Root Cause Analysis

One of the challenges within DFIR, particularly as we've moved to an enterprise approach by leveraging EDR telemetry, is the root cause analysis, or "RCA". In short, the challenge is observing malicious activity and determining the root cause; the challenge itself stems from the fact that EDR telemetry is only partial visibility, or that correlating observed malicious activity with causal data not evident or available via EDR telemetry requires additional context, and by extension, additional effort/expenditure of resources. It also requires an additional "leveling up" of skillsets. 

Yes, many organizations that deploy EDR tooling also include a means for extracting additional files/data from the endpoint, and what to collect isn't usually in question. Rather, how to truly exploit the collected data is the issue, with the exploitation of that data being the "levelling up".

When malicious activity is observed, or the impact of malicious activity is discovered (via threat hunting, etc.), the challenge then becomes, how do we determine the root cause?
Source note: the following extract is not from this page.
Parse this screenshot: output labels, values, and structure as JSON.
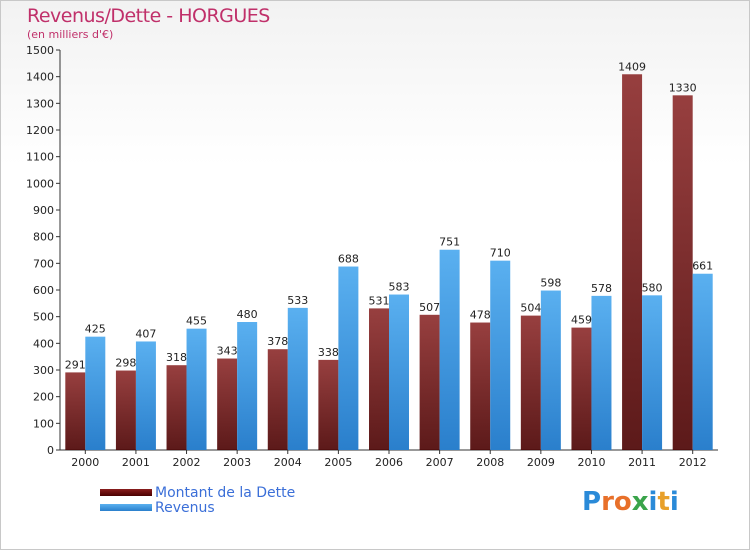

In the past, when someone has shared suspicious activity with me and sought guidance as to next steps, I've often asked, "...did a reboot or login occur just prior to the activity?" as a means of developing context around the observed activity. Was the executable launched via an auto-start mechanism, such as a Windows service, entry in a Run key, or as a Scheduled Task? The thought process has been to seek causal events for the observed activity, which can be important to not only determine the root cause, but perhaps to also identify a shift in TTPs, once we're to a point where we can arrive at attribution.

There are a lot of different ways for threat actors to persist on Windows systems, some of which were mentioned earlier in this post. Each has their advantages and disadvantages, and both require and provide different levels of access. For example, creating an entry in the user's Run key means that the malware won't start again until the user logs in, and then runs within the user context. However, if the threat actor has Admin privileges, they can create a Windows service or Scheduled Task, which then will run malware with SYSTEM level privileges. As a result, the persistence mechanism used provides a great deal of context beyond just the entry for the malware. 

To provide further insight into this topic, Krz wrote up an excellent blog post not long ago about how a laptop going on battery (unplugged from the power cord) can impact an investigation.

Based on the MITRE "Event Triggered Execution: Screensaver" page, I created a RegRipper plugin for my local repo to parse the screensaver settings out of the NTUSER.DAT hive, and ran it against a hive extracted from my local system, the output of which follows:

Launching screensaver v.20220427
screensaver v.20220427
(NTUSER.DAT) Gets user's screensaver settings
MITRE: T1546.002 (persistence)

Control Panel\Desktop
LastWrite: 2021-11-29 11:53:45Z

Screensaver is active.
SCRNSAVE.exe value not found.

Analysis Tip: Threat actors have been observed using the screen saver as a persistent mechanism.

Ref: https://cocomelonc.github.io/tutorial/2022/04/26/malware-pers-2.html

Now, if the "SCRNSAVE.exe" value (listed above as "not found") was set to something that it shouldn't be, we could then use the Desktop key LastWrite time as a pivot point for further analysis. As the Desktop value contains a number of values, we may not be able to specifically attribute the addition or alteration of the SCRNSAVE.exe value to the modification of the key LastWrite time, but it does provide us with some information we can pivot on and leverage in our analysis. 

Another instance to make clear why this example is so compelling...see Jorge's tweet here, which points us to Wietze's tweet, which in turn points us to a new #LOLBAS. Kind of a circuitous route (also apparently available as far back as 2001, from here), I know, but ultimately what this leads us to is the use of a Control Panel applet (desktop.cpl) to proxy the execution of arbitrary commands. In the example, 'calc.exe' is renamed to 'calc.scr' and launched by calling the "InstallScreenSaver" function of the applet. As a result, this persistence mechanism can be established via reg.exe or rundll32.exe; different command lines with different impacts on the system (re: artifacts associated with their execution) but both achieve the same result.

Further, we now have insight into the level of access achieved by the threat actor, the context under which the malware will run, and when the malware is expected to run. This also provides insights into the sophistication and intent of the threat actor, and can be applied toward attribution.